09 March 2016

Sanders's upset victory in Michigan is the biggest poll-fail in US Primary history


Nate Silver had this to say:

I said earlier today that I had an intuition Sanders could beat his polling in Michigan tonight, but I didn't expect things to be quite so close. If Sanders winds up winning in Michigan, in fact, it will count as among the greatest polling errors in primary history. Clinton led by 21.3 percentage points in our final Michigan polling average.

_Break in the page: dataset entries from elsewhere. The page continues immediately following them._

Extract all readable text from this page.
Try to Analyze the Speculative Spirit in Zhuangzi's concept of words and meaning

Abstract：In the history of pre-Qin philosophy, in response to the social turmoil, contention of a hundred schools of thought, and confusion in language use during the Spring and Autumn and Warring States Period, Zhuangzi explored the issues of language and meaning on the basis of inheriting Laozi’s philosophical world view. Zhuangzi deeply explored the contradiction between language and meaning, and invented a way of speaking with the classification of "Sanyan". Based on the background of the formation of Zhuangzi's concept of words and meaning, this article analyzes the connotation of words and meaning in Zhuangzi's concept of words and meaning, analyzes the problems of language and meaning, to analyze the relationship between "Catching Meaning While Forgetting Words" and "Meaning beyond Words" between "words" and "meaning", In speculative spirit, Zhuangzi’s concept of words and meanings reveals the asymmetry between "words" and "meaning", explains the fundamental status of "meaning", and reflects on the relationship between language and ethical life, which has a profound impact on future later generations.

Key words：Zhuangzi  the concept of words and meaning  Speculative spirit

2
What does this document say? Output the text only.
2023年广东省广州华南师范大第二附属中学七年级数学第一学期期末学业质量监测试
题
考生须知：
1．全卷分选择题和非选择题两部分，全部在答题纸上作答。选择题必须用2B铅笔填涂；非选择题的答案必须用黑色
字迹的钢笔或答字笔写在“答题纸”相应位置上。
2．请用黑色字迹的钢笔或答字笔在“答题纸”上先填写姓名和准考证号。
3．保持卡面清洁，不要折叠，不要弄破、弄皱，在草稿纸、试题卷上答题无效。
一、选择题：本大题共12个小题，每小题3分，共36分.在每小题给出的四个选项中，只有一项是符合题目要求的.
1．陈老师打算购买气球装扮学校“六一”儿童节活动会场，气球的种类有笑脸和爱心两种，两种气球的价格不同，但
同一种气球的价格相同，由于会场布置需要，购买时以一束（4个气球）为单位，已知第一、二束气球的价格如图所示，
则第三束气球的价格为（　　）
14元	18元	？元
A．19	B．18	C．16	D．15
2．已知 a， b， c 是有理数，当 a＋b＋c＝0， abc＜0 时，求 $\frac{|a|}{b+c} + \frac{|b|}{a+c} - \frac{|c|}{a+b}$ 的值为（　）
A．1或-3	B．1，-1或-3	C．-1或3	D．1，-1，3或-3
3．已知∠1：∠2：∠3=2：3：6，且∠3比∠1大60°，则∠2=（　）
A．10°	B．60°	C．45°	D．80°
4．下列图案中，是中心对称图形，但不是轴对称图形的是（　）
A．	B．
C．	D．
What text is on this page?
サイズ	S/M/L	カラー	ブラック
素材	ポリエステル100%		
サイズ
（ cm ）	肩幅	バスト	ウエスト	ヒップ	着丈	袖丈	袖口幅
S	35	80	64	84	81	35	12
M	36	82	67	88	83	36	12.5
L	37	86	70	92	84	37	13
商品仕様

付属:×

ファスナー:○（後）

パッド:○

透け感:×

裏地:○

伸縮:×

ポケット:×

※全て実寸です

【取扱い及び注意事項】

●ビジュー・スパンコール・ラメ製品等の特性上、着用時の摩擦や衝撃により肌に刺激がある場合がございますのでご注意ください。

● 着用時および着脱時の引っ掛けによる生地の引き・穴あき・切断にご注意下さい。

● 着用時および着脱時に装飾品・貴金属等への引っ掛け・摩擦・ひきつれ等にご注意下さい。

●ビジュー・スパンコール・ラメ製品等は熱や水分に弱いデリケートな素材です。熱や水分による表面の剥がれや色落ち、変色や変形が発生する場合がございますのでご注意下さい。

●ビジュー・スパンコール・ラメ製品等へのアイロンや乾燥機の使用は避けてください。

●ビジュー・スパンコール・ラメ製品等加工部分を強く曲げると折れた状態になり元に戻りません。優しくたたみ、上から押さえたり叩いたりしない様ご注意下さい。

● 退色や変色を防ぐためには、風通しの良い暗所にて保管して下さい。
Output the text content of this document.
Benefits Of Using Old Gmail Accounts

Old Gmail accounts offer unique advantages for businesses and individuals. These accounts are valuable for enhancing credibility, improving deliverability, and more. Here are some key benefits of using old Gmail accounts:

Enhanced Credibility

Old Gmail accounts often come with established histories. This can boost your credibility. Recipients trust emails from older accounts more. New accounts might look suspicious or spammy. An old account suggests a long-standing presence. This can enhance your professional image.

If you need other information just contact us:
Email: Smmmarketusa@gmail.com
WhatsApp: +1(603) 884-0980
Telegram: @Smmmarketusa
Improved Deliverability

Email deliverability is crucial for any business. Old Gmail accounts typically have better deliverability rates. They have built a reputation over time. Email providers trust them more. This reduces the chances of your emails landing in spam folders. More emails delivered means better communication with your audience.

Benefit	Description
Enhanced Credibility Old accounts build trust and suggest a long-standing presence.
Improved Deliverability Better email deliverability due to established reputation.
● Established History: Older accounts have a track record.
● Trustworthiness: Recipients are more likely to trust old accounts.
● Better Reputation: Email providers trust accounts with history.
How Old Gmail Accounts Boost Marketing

Previously, the candidate with the largest lead to lose a state in our database of well-polled primaries and caucuses was Walter Mondale, who led in New Hampshire by 17.1 percentage points but lost to Gary Hart in 1984.



[Update, obviously: although it tightened as the last Wayne County and Flint results came in late, Bernie won by nearly 2 points].


http://www.politico.com/story/2016/03/politico-breaking-news-sanders-wins-michigan-220460


And see this as to what it was the persuaded Michigan voters to cast their votes for him in the end:


http://www.nytimes.com/2016/03/09/us/politics/bernie-sanders-hillary-clinton.html?hp&action=click&pgtype=Homepage&clickSource=story-heading&module=b-lede-package-region&region=top-news&WT.nav=top-news&_r=0

 
No one should kid him or herself. The inexorability of delegate counts still favors Clinton. But I would venture to say that her nomination is NOT as inevitable as people seem to think it is.